| InterCineTh |
| Festivals |

« Le cinéma doit servir à réinventer absolument tout » Pippo Delbono
Dans un Festival de cet ordre, on cherche à savoir où en est la création cinématographique, à prendre le pouls du monde et à espérer des heures devant les écrans où l’audace formelle des cinéastes nous donnera des émotions et des sensations fortes. En même temps, face à la masse d’informations et d’images qui vont déferler au risque de se perdre… on éprouve une sorte de désarroi profond. Dans un méga festival comme Locarno, où les propositions sont nombreuses et alléchantes, que faut-il choisir ? Se précipiter dans le one man show de Pippo Delbono, qui déployait à Locarno toute l’ampleur de son talent et qu’on pouvait trouver comme voisin sur une chaise de la Piazza Grande, la plus belle salle à ciel ouvert du monde, racontant des choses drôles à en juger par les rires de sa voisine et les mâchoires détendues alentour ?
« Si tu ne sais pas vivre, ne vis pas ! » dit une femme pas ordinaire, Yekaterina Artemovna (l’excellente Natalia Negoda) à une autre qui lui envie sa force dans un film dur et tendre Buben.Baraban de Alexei Mizgirev, Grand Prix du Jury et de la Mise en Scène. Elle désigne sans le savoir sa propre condition de bibliothécaire, employée zélée sur les principes, acculée à les enfreindre pour survivre. Un film glauque et magnifique à la fois, qui évolue entre Pouchkine et Dostoïevski, entre la poésie au quotidien, la récitation devant les pionniers renversante de drôlerie et d’amour de la littérature, entre bus délabrés sur des routes défoncées et les couloirs sinistres de la mine où travaillent père et frère de Yekateria.
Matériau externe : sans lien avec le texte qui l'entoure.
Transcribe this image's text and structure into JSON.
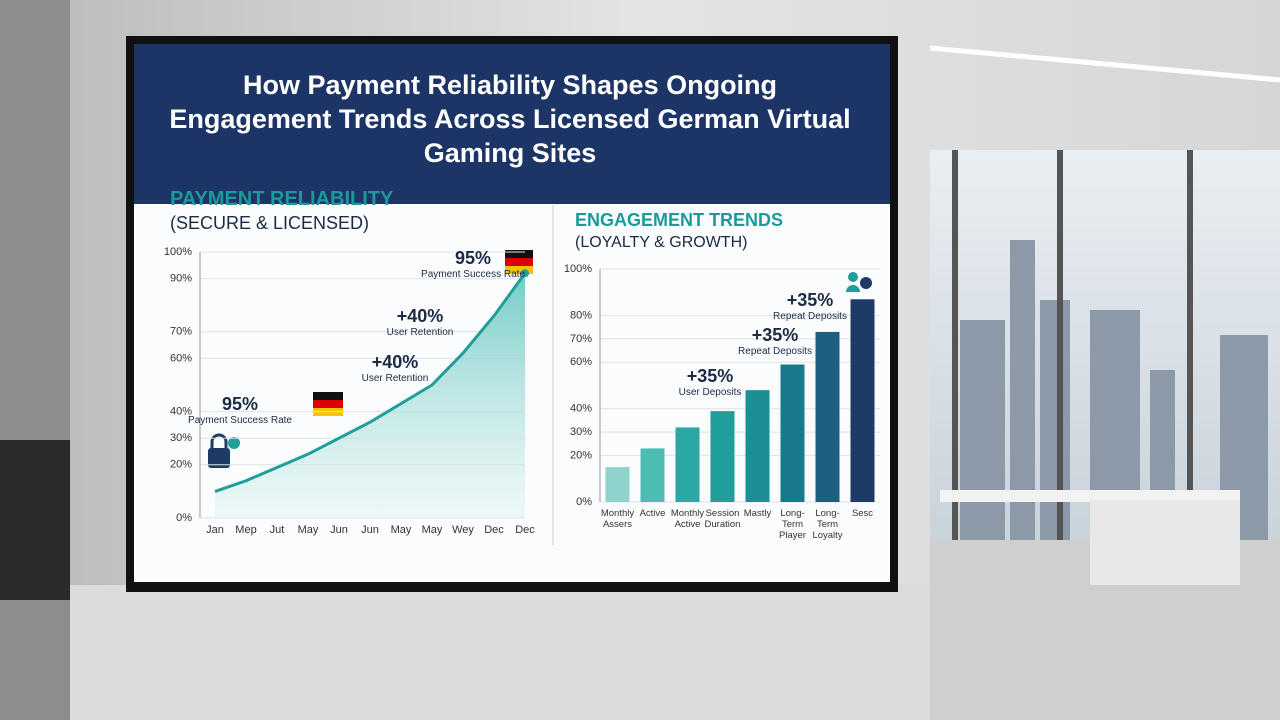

Un obsédant huis -clos et un film ouvert sur l’éternel thème de la soif d’amour mêlé aux angoisses existentielles. « Tu es angoissé, alors, autant t’y habituer ! »
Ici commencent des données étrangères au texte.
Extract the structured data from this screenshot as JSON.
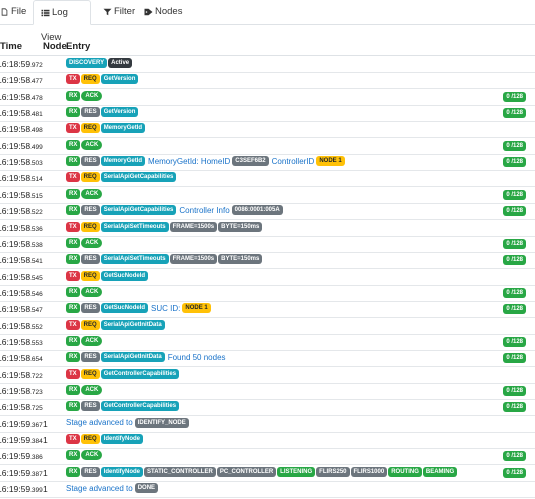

Jamais Pippo Delbono ne dirait des choses pareilles ! comme le prétendent certains… Toute son œuvre est là pour témoigner du contraire : car s’il sait affronter la vie et créer sans cesse, comme il le montre dans Grido (Le cri), il le doit à Bobo, son compagnon de théâtre, sorte d’antidote à la douleur, au désespoir et à la solitude. car Bobo, le sourd muet qu’il a sorti d’un asile, où il avait passé 45 ans, fait partie de sa troupe depuis. Il est même devenu son plus grand atout, ce qu’il ne cesse de clamer dans La paura (La peur) - visible à Paris dans le cadre du « Pocket film festival », car tourné avec un téléphone portable - ou dans Blue Sofa (Le sofa bleu) réalisé avec Lara Fremder et Guiseppe Baresi, vibrant hommage à Pina Bausch. Pippo Delbono se fait la plus haute idée du privilège d’être artiste et le dit haut et fort :
« L’art n’est pas fait pour se reconnaître, il est fait pour se perdre ».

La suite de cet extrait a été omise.